Paradoxalement, la meilleure façon d'amener les Allemands à s'engager en faveur d'un cosmopolitisme pro-européen est d'en faire un argument patriotique. En évitant de parler de l’intérêt national, les progressistes ont laissé un vide que l'extrême-droite a été heureuse de combler par l'ultra-nationalisme et la xénophobie. Mais avec un message patriotique ouvert sur le monde, un nouveau gouvernement pourrait adopter ouvertement l'idée que l'Allemagne a des intérêts nationaux qui méritent d'être défendus. Et comme ces intérêts seront inévitablement mieux servis dans un contexte européen plus large, un tel changement ne doit pas nécessairement se faire aux dépens de l'UE.

En plaidant la cause patriotique de l'Europe, les politiciens allemands peuvent souligner que le contexte international impose de choisir entre la souveraineté européenne et l'absence totale de souveraineté. L'Allemagne devra réorienter son modèle économique pour s'adapter aux révolutions numérique et verte en cours. Mais elle doit également trouver des moyens de combattre le protectionnisme, les sanctions et autres machinations des grandes puissances - qu'elles proviennent de pays amis comme les États-Unis ou de pays aux rapports plus conflictuels comme la Chine.

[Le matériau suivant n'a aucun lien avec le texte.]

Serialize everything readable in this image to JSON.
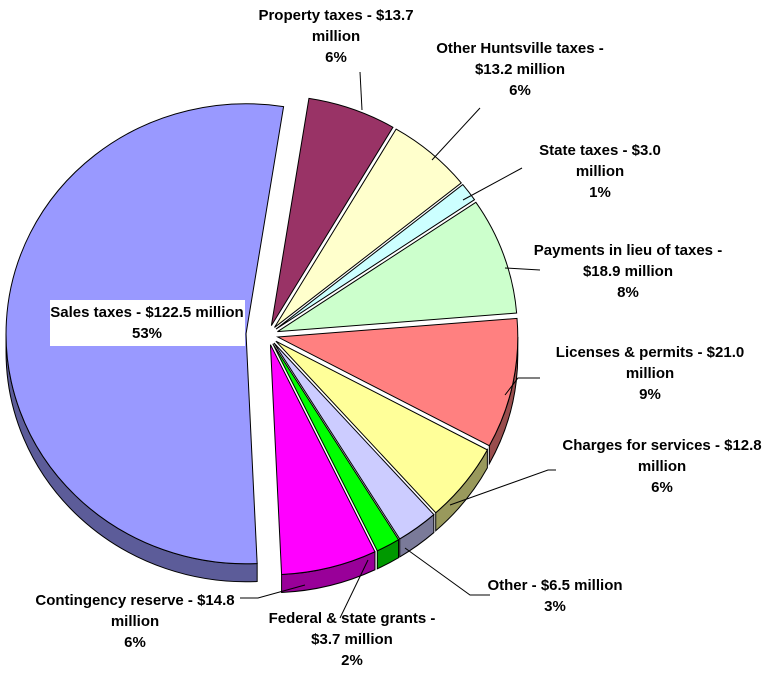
{
  "chart_data": {
    "type": "pie",
    "labels": [
      "Property taxes - $13.7 million",
      "Other Huntsville taxes - $13.2 million",
      "State taxes - $3.0 million",
      "Payments in lieu of taxes - $18.9 million",
      "Licenses & permits - $21.0 million",
      "Charges for services - $12.8 million",
      "Other - $6.5 million",
      "Federal & state grants - $3.7 million",
      "Contingency reserve - $14.8 million",
      "Sales taxes - $122.5 million"
    ],
    "values": [
      13.7,
      13.2,
      3.0,
      18.9,
      21.0,
      12.8,
      6.5,
      3.7,
      14.8,
      122.5
    ],
    "percents": [
      6,
      6,
      1,
      8,
      9,
      6,
      3,
      2,
      6,
      53
    ],
    "percent_labels": [
      "6%",
      "6%",
      "1%",
      "8%",
      "9%",
      "6%",
      "3%",
      "2%",
      "6%",
      "53%"
    ],
    "colors": [
      "#993366",
      "#ffffcc",
      "#ccffff",
      "#ccffcc",
      "#ff8080",
      "#ffff99",
      "#ccccff",
      "#00ff00",
      "#ff00ff",
      "#9999ff"
    ]
  }
}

D'un point de vue européen, il est essentiel que l'Allemagne subisse cette transformation. Ce qui est vrai pour l'économie allemande l'est encore plus pour les pays moins dotés. Les autres membres de l'UE ne devraient pas se sentir menacés par un débat honnête sur les intérêts de l'Allemagne et ce qu'ils impliquent pour sa politique européenne. L'alternative, le désengagement allemand, est bien plus dangereuse.

Le dernier sondage de l'ECFR devrait servir d'avertissement : le public allemand est peut-être en train de perdre son affection pour l'Europe. Un individu qui contracte la Covid-19 peut connaître une phase courte et aiguë de maladie, mais aussi un large éventail de pathologies à plus long terme. Les effets politiques du virus doivent être envisagés de la même manière.

A court terme, la pandémie a provoqué une forte réponse immunitaire, les Allemands se mobilisant derrière d'ambitieuses politiques paneuropéennes. Mais maintenant, les effets à long terme se font sentir. À moins que la classe politique allemande ne trouve une nouvelle approche, l'UE restera probablement sclérosée par ce débat et risque de connaître un malaise prolongé.